Furthermore, innovation requires friction. Providing teams with infinite budgets breeds lazy architecture. Organisations should enforce hard constraints around token usage, model size, latency, and costs to drive true architectural breakthroughs.

To scale predictably, organisations must stop treating AI as a magic wand and manage it like a junior employee – requiring strict boundaries, clear instructions, and agent-ready APIs. Real enterprise value is captured by building the invisible infrastructure that makes the magic efficient.

FAQ’s

What is an “agent-ready” API? An agent-ready API is optimised for Large Language Models. It features strict data filtering to minimise token usage, standardised schemas across platforms, and semantic error handling that gives the AI explicit instructions on how to self-correct a failed request.
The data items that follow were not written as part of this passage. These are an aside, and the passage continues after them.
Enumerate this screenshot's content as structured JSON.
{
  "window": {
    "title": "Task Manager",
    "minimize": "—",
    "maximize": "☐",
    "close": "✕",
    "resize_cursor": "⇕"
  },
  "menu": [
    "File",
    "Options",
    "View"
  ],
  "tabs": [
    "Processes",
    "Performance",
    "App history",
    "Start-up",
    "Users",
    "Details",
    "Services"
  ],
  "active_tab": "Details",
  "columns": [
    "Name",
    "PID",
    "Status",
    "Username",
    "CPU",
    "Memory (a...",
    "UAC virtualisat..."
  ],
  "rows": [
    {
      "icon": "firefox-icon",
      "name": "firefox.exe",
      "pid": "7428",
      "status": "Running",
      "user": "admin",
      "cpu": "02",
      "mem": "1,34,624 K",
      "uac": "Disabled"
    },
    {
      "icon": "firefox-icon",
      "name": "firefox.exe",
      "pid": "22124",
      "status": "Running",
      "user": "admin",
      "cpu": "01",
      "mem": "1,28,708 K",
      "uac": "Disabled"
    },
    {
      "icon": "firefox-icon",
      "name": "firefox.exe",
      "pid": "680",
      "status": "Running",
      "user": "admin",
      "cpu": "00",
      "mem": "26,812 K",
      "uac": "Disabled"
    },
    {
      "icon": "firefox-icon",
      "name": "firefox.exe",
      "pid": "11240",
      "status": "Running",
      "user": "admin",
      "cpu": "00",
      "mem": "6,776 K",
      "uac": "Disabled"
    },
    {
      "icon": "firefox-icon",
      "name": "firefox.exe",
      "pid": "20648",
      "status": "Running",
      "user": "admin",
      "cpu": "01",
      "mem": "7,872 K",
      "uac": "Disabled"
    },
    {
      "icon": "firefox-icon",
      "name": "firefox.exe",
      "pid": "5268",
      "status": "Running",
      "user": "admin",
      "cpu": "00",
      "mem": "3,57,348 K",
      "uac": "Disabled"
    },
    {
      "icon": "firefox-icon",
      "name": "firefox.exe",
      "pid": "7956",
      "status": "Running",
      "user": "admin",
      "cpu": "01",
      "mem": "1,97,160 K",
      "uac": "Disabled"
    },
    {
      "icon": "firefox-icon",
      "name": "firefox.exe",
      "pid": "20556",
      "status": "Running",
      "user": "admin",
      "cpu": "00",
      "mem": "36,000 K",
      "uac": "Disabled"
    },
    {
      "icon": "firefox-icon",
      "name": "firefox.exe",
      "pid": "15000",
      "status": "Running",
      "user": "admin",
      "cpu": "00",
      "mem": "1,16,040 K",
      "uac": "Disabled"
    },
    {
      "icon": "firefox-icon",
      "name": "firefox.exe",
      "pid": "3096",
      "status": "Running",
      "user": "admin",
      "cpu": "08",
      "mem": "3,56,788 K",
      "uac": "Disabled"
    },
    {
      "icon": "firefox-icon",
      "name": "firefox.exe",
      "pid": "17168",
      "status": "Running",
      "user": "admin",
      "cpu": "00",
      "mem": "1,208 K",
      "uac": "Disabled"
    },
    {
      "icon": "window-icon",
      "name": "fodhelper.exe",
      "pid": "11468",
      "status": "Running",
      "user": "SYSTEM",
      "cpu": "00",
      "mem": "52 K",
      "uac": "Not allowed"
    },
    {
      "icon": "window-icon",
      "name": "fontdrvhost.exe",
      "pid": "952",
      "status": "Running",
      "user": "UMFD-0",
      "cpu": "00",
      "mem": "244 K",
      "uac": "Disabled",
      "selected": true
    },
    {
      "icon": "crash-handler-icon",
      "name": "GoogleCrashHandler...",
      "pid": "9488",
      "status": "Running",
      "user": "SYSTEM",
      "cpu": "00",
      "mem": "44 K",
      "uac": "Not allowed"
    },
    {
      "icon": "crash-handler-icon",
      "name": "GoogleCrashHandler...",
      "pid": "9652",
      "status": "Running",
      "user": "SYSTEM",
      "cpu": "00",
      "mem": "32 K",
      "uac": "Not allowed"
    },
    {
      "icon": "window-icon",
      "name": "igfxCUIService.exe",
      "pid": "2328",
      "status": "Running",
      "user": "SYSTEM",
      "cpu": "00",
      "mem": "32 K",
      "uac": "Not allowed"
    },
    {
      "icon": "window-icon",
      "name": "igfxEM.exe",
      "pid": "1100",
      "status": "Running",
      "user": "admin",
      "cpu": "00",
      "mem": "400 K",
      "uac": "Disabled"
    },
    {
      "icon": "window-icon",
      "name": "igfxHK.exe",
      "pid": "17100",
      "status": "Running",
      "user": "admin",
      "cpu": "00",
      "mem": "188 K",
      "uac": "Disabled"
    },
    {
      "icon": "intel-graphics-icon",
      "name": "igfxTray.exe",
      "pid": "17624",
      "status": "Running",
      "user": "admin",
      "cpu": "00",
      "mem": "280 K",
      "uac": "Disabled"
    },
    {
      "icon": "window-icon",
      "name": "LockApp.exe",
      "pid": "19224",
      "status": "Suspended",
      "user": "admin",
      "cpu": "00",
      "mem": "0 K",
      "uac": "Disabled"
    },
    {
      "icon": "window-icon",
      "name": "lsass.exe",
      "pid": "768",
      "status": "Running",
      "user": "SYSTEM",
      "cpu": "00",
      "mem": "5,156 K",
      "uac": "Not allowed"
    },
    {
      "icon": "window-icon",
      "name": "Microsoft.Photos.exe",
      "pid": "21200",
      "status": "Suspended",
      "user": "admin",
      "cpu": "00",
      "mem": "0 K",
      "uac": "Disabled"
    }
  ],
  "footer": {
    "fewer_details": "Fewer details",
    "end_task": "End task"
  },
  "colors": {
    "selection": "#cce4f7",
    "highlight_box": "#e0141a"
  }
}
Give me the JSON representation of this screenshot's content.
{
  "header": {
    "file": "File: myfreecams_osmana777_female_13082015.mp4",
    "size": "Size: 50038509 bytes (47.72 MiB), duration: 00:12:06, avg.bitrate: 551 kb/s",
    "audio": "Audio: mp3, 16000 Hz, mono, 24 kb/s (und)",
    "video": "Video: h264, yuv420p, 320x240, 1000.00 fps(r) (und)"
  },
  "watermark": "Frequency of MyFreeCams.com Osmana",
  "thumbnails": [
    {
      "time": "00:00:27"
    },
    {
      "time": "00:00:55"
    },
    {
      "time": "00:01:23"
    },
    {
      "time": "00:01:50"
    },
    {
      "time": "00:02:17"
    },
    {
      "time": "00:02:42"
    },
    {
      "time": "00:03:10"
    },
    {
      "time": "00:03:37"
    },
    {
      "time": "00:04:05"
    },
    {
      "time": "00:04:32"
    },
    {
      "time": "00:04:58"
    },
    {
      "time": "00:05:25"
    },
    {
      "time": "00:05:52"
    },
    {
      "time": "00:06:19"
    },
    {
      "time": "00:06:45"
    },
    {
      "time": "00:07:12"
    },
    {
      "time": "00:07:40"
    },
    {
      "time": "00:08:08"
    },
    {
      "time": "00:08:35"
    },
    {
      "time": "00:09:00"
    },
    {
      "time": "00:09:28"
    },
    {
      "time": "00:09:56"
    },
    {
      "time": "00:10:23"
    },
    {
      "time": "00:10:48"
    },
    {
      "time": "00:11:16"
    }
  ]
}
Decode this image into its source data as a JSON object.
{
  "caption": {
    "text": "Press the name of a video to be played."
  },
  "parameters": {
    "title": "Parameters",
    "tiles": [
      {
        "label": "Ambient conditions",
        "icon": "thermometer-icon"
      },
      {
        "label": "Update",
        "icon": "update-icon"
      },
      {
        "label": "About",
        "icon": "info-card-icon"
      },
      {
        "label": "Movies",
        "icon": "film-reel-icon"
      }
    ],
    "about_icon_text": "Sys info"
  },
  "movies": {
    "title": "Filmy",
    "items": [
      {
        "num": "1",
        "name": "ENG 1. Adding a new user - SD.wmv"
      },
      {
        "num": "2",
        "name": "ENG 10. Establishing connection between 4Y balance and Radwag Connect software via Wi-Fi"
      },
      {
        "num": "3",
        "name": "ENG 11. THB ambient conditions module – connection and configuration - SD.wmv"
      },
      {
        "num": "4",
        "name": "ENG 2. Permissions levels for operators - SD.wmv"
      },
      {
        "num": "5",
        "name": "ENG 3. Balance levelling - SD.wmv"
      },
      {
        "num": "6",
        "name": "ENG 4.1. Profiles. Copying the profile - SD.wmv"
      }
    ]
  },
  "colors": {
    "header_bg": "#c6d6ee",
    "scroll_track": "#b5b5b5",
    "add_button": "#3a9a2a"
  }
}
Why do multi-agent AI systems often fail in production? Multi-agent systems (where multiple AI models talk to each other) often fail at scale due to compounding latency and “hallucinated hand-offs.” Consolidating to a single, cheaper core model surrounded by deterministic pre-processors is often faster and more reliable.

How should you test an AI agent during early development? Avoid building expensive end-to-end automated evaluations too early. Instead, focus on deterministic unit tests for your tools and use mocked integration tests to verify the agent’s reasoning without the overhead of live state management.